When to use this: Only when your app stores session state in server memory. The better long-term fix is to make your app stateless — store sessions in a shared store like Redis so any backend can handle any request. Sticky sessions hurt load balancing (one server can get overloaded) and break when a backend dies.

Cloud load balancers

You don’t have to run the load balancer yourself. Cloud providers offer managed ones that scale automatically and need no patching:

AWS Application Load Balancer (ALB) — L7, routes by path/host, terminates TLS.
AWS Network Load Balancer (NLB) — L4, ultra-high throughput for TCP/UDP.
Google Cloud Load Balancing and Azure Load Balancer — equivalents on other clouds.

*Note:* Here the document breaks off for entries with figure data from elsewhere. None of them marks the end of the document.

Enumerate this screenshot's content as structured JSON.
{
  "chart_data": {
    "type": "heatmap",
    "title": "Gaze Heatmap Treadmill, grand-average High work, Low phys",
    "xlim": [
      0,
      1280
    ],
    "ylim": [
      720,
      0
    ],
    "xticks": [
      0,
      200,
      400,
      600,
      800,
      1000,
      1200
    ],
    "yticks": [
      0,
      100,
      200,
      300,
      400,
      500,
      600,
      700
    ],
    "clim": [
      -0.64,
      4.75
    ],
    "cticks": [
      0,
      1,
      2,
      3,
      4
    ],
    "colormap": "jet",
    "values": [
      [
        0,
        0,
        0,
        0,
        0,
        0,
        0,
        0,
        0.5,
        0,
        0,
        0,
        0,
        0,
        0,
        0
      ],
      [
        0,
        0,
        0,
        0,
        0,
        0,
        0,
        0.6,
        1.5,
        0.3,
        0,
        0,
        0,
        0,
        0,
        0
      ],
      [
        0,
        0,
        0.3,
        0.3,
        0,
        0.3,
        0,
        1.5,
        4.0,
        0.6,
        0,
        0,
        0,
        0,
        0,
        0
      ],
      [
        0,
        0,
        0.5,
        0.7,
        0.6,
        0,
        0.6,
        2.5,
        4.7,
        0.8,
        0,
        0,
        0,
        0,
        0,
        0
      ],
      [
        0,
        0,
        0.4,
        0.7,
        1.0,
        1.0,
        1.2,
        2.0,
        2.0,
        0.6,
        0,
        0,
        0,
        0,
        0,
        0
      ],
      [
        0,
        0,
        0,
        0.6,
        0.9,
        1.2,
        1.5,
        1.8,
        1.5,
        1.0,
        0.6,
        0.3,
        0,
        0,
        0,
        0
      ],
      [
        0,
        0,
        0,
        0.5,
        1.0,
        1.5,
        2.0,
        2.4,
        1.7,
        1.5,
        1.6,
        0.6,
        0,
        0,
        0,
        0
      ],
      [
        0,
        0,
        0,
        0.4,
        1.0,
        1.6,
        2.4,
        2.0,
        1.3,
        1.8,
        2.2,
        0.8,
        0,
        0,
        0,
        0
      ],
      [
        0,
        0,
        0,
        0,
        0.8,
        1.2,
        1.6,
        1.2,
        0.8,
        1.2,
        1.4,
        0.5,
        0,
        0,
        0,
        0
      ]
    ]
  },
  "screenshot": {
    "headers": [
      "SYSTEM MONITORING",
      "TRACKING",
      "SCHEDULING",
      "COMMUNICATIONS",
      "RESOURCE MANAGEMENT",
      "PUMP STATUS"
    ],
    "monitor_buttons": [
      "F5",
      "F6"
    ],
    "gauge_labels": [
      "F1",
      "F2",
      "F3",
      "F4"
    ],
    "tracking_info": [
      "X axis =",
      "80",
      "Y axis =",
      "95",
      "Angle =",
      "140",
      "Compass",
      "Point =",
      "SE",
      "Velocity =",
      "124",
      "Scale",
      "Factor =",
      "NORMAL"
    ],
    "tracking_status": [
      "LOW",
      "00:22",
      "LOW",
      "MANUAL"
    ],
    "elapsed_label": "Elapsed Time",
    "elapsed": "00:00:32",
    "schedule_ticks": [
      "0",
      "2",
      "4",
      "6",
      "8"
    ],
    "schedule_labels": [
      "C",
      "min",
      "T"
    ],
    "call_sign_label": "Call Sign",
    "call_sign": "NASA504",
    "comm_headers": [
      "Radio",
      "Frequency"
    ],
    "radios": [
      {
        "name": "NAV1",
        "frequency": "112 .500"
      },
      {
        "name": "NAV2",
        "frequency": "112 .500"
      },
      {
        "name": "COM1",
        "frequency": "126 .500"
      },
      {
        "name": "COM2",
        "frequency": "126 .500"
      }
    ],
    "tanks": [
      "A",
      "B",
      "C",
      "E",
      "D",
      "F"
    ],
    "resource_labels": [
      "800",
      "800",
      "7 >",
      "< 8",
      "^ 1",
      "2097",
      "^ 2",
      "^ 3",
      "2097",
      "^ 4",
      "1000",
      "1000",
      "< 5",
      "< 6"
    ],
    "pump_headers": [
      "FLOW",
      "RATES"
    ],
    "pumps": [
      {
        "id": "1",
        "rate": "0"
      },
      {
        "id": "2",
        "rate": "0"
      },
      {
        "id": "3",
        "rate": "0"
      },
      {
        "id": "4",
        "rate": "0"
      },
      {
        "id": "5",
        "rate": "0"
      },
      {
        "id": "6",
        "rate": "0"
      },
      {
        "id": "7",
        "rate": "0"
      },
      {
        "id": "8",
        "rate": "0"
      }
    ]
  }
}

A common pattern is a cloud L7 load balancer (ALB) in front, with Nginx on each server doing local L7 routing — combining managed scale with fine-grained control.

Best Practices

Run at least two backends behind every load balancer, in different availability zones where possible, so no single failure causes downtime.
Always configure health checks that test real readiness (including the database), not just “the port is open”.
Default to L7 for web traffic; reach for L4 only when you need raw speed or non-HTTP protocols.
Make your app stateless and avoid sticky sessions — store sessions in Redis so any backend can serve any user.
Terminate TLS at the load balancer so you manage certificates in one place, and lock backends down with ufw to accept traffic only from the load balancer.
Monitor per-backend metrics (latency, error rate, active connections) so you can spot one slow server before it drags down the pool.